A bound on the multiplicity of horizontal sections for a connection on a Riemann surface (Q2576898)

Consider a compact Riemann surface \(T\) endowed with a holomorphic vector bundle \(V\) of rank \(n\), together with a meromorphic connection \(\nabla\). The latter possesses a finite set of poles, denoted by \(\Sigma\subseteq T\). This setting provides a collection of linear differential systems on \(T\): for any trivializing open set \(U\) of the vector bundle \(V\), the connection \(\nabla\) is represented by a matrix flux of meromorphic 1-forms on \(U\). Consider a horizontal section \(s\) for \(\nabla\), away from the singular locus \(\Sigma\). Take a meromorphic section \(q_0\) of the dual bundle \(V^\ast\), with polar set \(\Sigma'\). The purpose is to provide information on the multiplicity at a point \(t_0\) in the complement of \(\Sigma\cup \Sigma'\) of the natural pairing \((q_0,s)\). Note that globally, \((q_0,s)\) is a meromorphic function on \(T\setminus\Sigma\). If \(t_0\in T\) is neither a singularity of \(\nabla\) nor a pole of \(q_0\) then \((q_0,s)\) is holomorphic at \(t_0\). Define the degree of the meromorphic section \(q_0\) by: \(\text{deg}\,q_0 = -\sum_{t\,\text{pole of }q_0}\text{ord}_t\,q_0\). The author produces an explicit upper bound on the order of its Taylor expansion at \(t_0\). Geometrically, this order measures the contact between the integral curve \(t\mapsto s(t)\) of a non-autonomous linear vector field and a linear hyperplane of \(\mathbb C^n\), whose coefficients vary meromorphically with \(t\). Suppose the monodromy representation associated to \((V,\nabla)\) is irreducible. Let \(t_0\in T\setminus(\Sigma\cup\Sigma')\).
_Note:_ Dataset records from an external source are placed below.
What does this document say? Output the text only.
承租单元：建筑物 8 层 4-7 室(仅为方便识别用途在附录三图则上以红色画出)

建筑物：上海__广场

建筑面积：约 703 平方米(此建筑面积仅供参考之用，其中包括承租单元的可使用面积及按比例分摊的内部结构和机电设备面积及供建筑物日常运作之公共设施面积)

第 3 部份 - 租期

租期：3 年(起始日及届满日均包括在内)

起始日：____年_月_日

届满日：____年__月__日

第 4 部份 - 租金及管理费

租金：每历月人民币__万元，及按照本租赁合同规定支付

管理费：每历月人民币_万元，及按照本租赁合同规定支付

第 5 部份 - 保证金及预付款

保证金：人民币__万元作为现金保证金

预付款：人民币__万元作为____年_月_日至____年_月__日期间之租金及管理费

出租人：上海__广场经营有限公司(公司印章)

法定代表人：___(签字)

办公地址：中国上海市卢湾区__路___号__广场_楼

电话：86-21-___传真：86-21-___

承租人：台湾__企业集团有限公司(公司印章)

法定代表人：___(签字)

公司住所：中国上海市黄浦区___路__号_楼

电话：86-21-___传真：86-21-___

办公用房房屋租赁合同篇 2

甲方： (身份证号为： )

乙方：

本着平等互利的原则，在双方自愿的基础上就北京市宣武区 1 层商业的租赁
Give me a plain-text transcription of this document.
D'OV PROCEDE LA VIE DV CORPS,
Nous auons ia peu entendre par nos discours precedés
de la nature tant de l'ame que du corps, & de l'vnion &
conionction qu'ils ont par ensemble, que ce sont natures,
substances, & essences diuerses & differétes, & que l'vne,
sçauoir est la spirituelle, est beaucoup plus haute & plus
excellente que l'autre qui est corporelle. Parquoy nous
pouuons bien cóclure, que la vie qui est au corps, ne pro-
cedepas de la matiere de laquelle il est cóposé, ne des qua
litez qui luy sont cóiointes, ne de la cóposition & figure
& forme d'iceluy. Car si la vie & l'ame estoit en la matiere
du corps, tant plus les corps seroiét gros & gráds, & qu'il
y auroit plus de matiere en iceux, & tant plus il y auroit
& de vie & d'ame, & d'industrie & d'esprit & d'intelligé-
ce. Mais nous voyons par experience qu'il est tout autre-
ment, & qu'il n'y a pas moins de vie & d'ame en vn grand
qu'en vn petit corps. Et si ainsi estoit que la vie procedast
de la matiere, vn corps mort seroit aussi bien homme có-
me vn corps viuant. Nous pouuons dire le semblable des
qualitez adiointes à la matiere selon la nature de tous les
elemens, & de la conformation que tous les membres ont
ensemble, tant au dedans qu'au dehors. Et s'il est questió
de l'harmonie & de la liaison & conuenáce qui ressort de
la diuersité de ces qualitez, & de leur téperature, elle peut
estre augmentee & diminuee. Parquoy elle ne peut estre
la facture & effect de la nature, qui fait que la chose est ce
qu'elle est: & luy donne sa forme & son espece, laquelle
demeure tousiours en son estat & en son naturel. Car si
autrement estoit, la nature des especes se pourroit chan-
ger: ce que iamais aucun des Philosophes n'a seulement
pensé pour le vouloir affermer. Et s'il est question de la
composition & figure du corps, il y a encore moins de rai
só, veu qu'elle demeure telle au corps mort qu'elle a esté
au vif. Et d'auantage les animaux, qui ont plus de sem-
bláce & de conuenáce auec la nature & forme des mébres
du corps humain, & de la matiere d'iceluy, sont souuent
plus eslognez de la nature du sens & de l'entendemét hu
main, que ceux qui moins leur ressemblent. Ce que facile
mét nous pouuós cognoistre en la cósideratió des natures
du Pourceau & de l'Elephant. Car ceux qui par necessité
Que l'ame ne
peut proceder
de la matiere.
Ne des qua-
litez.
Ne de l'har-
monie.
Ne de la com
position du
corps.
Then \(\text{ord}_{t_0}(q_0,s)\leqslant n - 1 + n \cdot \text{deg}\,q_0 +\frac{n(n-1)}{2} \cdot [\text{deg}\,\nabla -\chi(T) + p]-c_1(\Lambda^nV).\) The question turns out to be of a global nature: indeed, this estimate involves total order of the poles, rank of the vector bundle, Chern class of the determinant bundle, Euler characteristic of the Riemann surface. It does not depend on the particular choice of horizontal section, nor on the coefficients of the connection matrices. Note that this statement does not assume any restriction on the singularities of \(\nabla\). On the other hand, if we allow arbitrary monodromy representation, then we should prescribe the type of singularities for \(\nabla\). Under the regularity assumption, the author arrives at the same upper bound.